Mick was diagnosed with mesothelioma after returning from holiday with a chest infection.
Chris said: “We were told there was no treatment, no cure and no hope.” Just eight months later, Mick, pictured, died.
“Throughout Mick’s illness, we had both become increasingly aware of how little is known about mesothelioma and the vital need for more research into the disease,” said Chris.
Mick had been exposed to asbestos while in the Navy. As a gunner, he was issued with anti-inflammable gauntlets and hoods, and the gun turret he manned was lined with asbestos.
“Many of our donations are given by people who themselves have lost loved ones to the disease, and I’m so grateful for their support,” said Chris.
“£1m is fantastic, but it’s what we’ve been able to do with it that’s important.”
So far, the charity has funded four major research studies of mesothelioma, and the Rotary Club of Monkseaton Centenary this week presented Chris with a community service award for her fundraising efforts.
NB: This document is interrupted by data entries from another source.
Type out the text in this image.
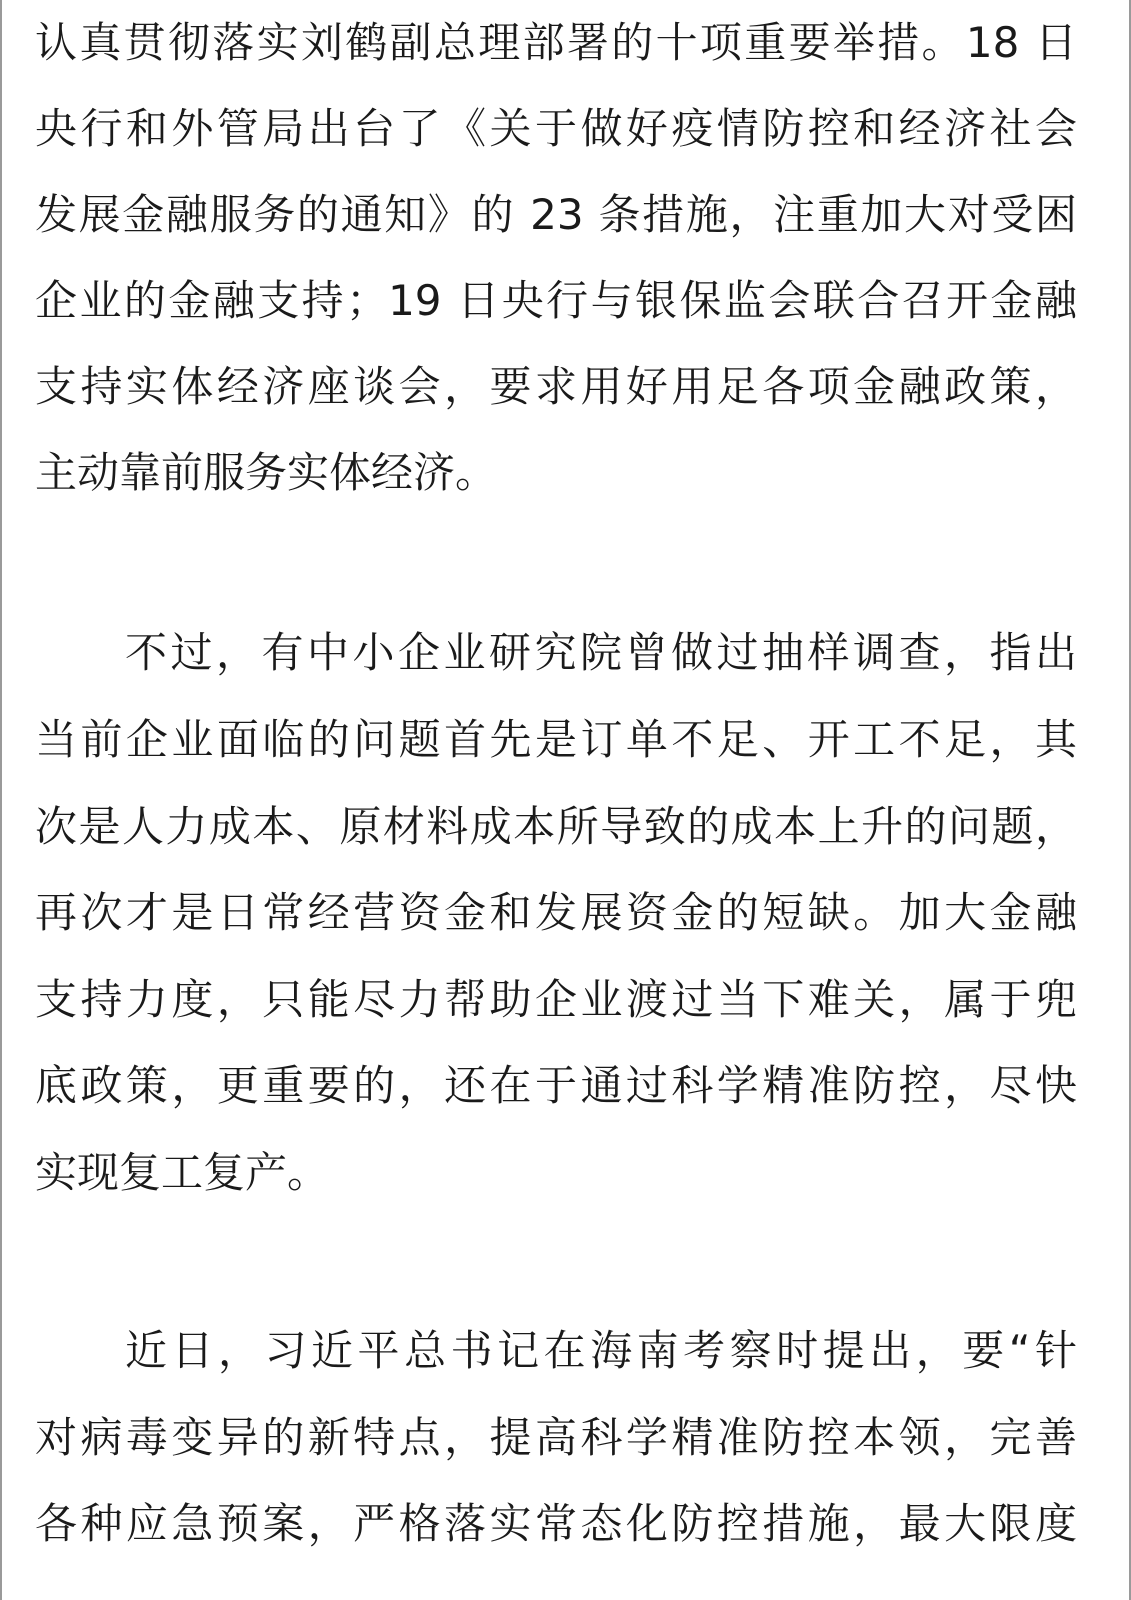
认真贯彻落实刘鹤副总理部署的十项重要举措。18 日
央行和外管局出台了《关于做好疫情防控和经济社会
发展金融服务的通知》的 23 条措施，注重加大对受困
企业的金融支持；19 日央行与银保监会联合召开金融
支持实体经济座谈会，要求用好用足各项金融政策，
主动靠前服务实体经济。
不过，有中小企业研究院曾做过抽样调查，指出
当前企业面临的问题首先是订单不足、开工不足，其
次是人力成本、原材料成本所导致的成本上升的问题，
再次才是日常经营资金和发展资金的短缺。加大金融
支持力度，只能尽力帮助企业渡过当下难关，属于兜
底政策，更重要的，还在于通过科学精准防控，尽快
实现复工复产。
近日，习近平总书记在海南考察时提出，要“针
对病毒变异的新特点，提高科学精准防控本领，完善
各种应急预案，严格落实常态化防控措施，最大限度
“Our first study was into Alimta, the only licensed chemotherapy drug to help treat the disease,” she said.
“Although not a cure, it may bring a better quality of life for longer to some.
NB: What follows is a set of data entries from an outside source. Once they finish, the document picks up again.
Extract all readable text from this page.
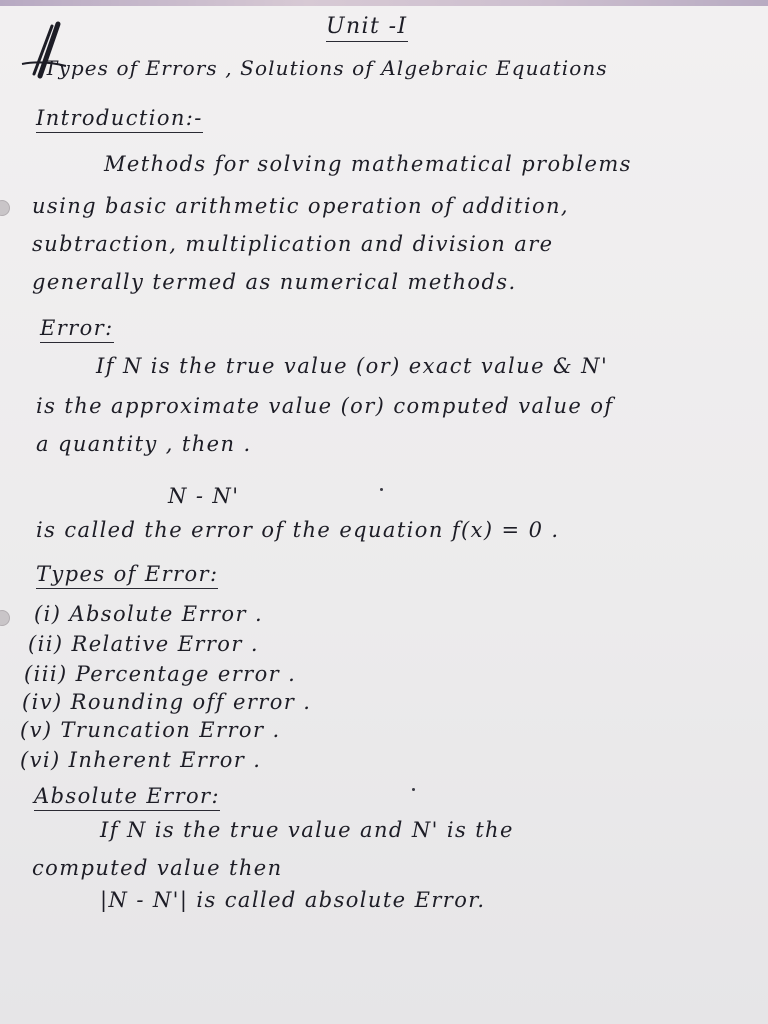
Unit -I
Types of Errors , Solutions of Algebraic Equations
Introduction:-
Methods for solving mathematical problems
using basic arithmetic operation of addition,
subtraction, multiplication and division are
generally termed as numerical methods.
Error:
If N is the true value (or) exact value & N'
is the approximate value (or) computed value of
a quantity , then .
N - N'
is called the error of the equation f(x) = 0 .
Types of Error:
(i) Absolute Error .
(ii) Relative Error .
(iii) Percentage error .
(iv) Rounding off error .
(v) Truncation Error .
(vi) Inherent Error .
Absolute Error:
If N is the true value and N' is the
computed value then
|N - N'| is called absolute Error.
“The next two studies are looking into treating mesothelioma by stem cells. Although in the early stages, the results so far have been encouraging.
“The latest study is a new approach into starving the mesothelioma cells of the nutrients they need to survive.”
The charity has also set up mesothelioma self-help and friendship groups in both North and South Tyneside to give sufferers and their families an opportunity to meet other people in similar circumstances.
“My next challenge is to raise enough money to set up the first mesothelioma tissue and blood bank, which will have a major impact on research into the disease,” said Chris.
The fund is holding a memorial service on Friday, July 1, at 11am at St Nicholas’s Cathedral in Newcastle.
Chris said: “The service is for all who have lost their lives to asbestos-related disease, and mesothelioma in particular, and will be followed by a sponsored dove release in their memory.
“The service forms part of Action Mesothelioma Day, an annual event to raise awareness of mesothelioma.”